Lyrics are the most popular and most widely searched music content on the Internet. When listeners bought physical albums, finding lyrics wasn’t a problem; they were usually printed on the inside of the CD, cassette or record insert. But since the dawn of the digital download, the lyric has been left behind. One Canadian company is looking to change that. Sure, you can Google “lyrics” or find YouTube videos of lyrics with the song playing in the background. However, this content is not produced by the actual music publisher. It may or may not be accurate, but even when it is, it’s definitely not legal.
In a time when technology is often used for poaching music, LyricFind has sought to restore a most proprietary attribute of song. Its words.
Established in 2004, the Toronto-based company is the brainchild of University of Waterloo classmates Darryl Ballantyne and Mohamed Moutadayne. Through partnerships with music industry organizations like the Recording Academy and Billboard, in addition to licensing agreements with various major labels including Universal, Warner/Chappell and Sony/ATV, LyricFind has achieved a means of developing legal lyric solutions for the web.
Ballantyne joined Alan and Michael on the big show.
LyricFind has found success offering three distinct services to anyone who provides music online.
On sites like Google and Microsoft Bing, users will see a clear, authentic presentation of a song’s lyrics. In the back end, LyricFind builds in SEO, which in turn drives more users to the site and increases engagement with current users. Try it – Google the lyrics for your favourite song and a clean HTML document will appear. You can guarantee that LyricFind will be listed as the source.
Through this service, users of streaming services are able to view lyrics line by line in time to their song of choice. LyricFind provides this service on platforms like Deezer, HTC, SoundHound and Plex:
Synchronizing lyrics with music creates a more immersive and attractive lyrics experience that enhances user experience as well as music discovery. Displaying only the current line allows for better integration and allows the user to enjoy the lyrics comfortably.
In it’s most basic form, this service provides the end user with the full song and name for the one that goes like….

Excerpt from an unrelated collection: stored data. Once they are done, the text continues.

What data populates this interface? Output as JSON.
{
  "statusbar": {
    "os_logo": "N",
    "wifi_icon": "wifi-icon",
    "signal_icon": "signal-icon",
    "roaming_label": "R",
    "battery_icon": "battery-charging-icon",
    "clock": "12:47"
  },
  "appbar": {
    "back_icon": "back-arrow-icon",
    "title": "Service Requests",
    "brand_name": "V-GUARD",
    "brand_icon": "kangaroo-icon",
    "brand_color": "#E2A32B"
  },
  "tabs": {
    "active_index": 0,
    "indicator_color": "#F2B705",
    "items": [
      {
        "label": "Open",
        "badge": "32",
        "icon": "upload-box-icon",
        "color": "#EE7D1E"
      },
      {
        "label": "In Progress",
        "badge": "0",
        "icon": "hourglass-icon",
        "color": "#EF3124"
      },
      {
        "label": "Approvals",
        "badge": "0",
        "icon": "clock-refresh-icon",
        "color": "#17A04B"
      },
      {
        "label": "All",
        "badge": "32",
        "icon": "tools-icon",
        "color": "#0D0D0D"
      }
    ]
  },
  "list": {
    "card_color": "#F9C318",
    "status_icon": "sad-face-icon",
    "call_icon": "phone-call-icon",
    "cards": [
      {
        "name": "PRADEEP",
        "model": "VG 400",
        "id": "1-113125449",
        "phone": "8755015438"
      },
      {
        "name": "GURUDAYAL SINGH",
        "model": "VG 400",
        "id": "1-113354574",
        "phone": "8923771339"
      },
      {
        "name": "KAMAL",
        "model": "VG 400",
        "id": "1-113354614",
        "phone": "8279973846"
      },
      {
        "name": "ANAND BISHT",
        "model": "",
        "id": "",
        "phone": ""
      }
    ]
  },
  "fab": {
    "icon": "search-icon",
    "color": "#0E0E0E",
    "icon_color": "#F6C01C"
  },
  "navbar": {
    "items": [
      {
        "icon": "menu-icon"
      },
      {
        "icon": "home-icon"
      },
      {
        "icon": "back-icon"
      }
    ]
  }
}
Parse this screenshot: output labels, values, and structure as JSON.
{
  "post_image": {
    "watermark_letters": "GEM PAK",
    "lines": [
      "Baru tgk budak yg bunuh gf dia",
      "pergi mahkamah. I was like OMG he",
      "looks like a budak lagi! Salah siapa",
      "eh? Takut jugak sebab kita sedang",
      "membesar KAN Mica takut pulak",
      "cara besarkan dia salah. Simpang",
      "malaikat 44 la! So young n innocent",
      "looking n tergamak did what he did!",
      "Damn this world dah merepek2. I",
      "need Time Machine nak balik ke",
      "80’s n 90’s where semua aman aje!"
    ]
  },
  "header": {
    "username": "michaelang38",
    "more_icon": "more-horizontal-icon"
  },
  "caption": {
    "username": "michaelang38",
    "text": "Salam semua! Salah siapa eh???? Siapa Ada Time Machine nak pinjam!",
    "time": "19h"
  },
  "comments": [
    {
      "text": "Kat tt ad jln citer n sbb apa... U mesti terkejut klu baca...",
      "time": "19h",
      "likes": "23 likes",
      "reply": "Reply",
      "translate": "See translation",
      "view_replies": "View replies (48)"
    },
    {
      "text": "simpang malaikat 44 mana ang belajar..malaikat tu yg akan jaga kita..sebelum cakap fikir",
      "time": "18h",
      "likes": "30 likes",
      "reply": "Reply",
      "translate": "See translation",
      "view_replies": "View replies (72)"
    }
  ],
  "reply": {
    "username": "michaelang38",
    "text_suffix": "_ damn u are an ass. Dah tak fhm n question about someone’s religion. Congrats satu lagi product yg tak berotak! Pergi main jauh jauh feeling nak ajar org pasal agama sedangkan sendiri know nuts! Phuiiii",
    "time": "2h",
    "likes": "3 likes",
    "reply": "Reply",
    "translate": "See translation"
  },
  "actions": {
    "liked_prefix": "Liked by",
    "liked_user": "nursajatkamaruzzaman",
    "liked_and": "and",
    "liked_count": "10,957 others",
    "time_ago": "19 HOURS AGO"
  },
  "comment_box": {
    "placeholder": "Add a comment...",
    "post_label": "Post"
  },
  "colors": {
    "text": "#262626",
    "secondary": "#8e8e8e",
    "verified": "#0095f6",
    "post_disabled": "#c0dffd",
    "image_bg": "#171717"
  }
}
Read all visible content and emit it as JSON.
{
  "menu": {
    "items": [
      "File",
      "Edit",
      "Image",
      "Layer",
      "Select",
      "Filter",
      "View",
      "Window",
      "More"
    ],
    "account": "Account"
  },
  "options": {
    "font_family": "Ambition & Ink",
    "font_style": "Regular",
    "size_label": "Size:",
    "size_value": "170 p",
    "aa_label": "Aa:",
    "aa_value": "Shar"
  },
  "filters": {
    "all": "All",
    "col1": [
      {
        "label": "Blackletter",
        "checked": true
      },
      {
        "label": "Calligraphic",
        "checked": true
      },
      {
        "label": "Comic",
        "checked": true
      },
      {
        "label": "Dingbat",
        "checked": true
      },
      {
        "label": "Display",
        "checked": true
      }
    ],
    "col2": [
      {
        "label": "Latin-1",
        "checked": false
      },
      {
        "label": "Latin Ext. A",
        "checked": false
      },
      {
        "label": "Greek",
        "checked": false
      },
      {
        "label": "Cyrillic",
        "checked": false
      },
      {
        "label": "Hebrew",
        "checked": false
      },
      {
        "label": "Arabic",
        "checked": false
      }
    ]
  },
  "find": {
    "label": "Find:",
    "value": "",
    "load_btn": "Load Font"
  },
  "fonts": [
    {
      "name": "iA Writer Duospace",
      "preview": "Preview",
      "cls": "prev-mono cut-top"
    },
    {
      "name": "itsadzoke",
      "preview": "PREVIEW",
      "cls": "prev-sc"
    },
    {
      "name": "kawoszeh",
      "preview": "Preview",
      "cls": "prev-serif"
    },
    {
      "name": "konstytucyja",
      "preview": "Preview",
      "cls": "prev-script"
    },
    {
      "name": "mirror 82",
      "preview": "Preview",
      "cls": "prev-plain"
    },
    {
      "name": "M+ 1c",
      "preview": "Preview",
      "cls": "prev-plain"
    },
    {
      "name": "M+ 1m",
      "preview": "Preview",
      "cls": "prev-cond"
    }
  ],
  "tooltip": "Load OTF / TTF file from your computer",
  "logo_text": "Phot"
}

You know the drill. There’s a lyric spinning around in your head and you just can’t remember what the actual song is. Building on this simple premise, LyricFind can also provide sites with the ability to produce playlists based on keywords. The user will receive a curated catalogue of songs with a specified word or phrase. One of the company’s biggest assets for this area of the business is Chief Revenue Officer Will Mills. Prior to joining LyricFind, Mills was a senior executive with Shazam for 10 years overseeing a period of huge growth to one billion. Mills currently leads global business strategy for LyricFind.
As a company, LyricFind is poised to do great things for music listeners, while maintaining a relationship based on integrity and authenticity with artists and music publishers. The company’s mandate is to make the words of our favourite songs accessible through ensuring that the owners of the content and copyrights are paid the appropriate royalties.
LyricFind is a true Canadian start-up success story. What began as an idea dreamed up by two math degree university buddies has grown into a global licensing and database service for the music industry, proving that once in a while art and technology can live happily ever after; the end.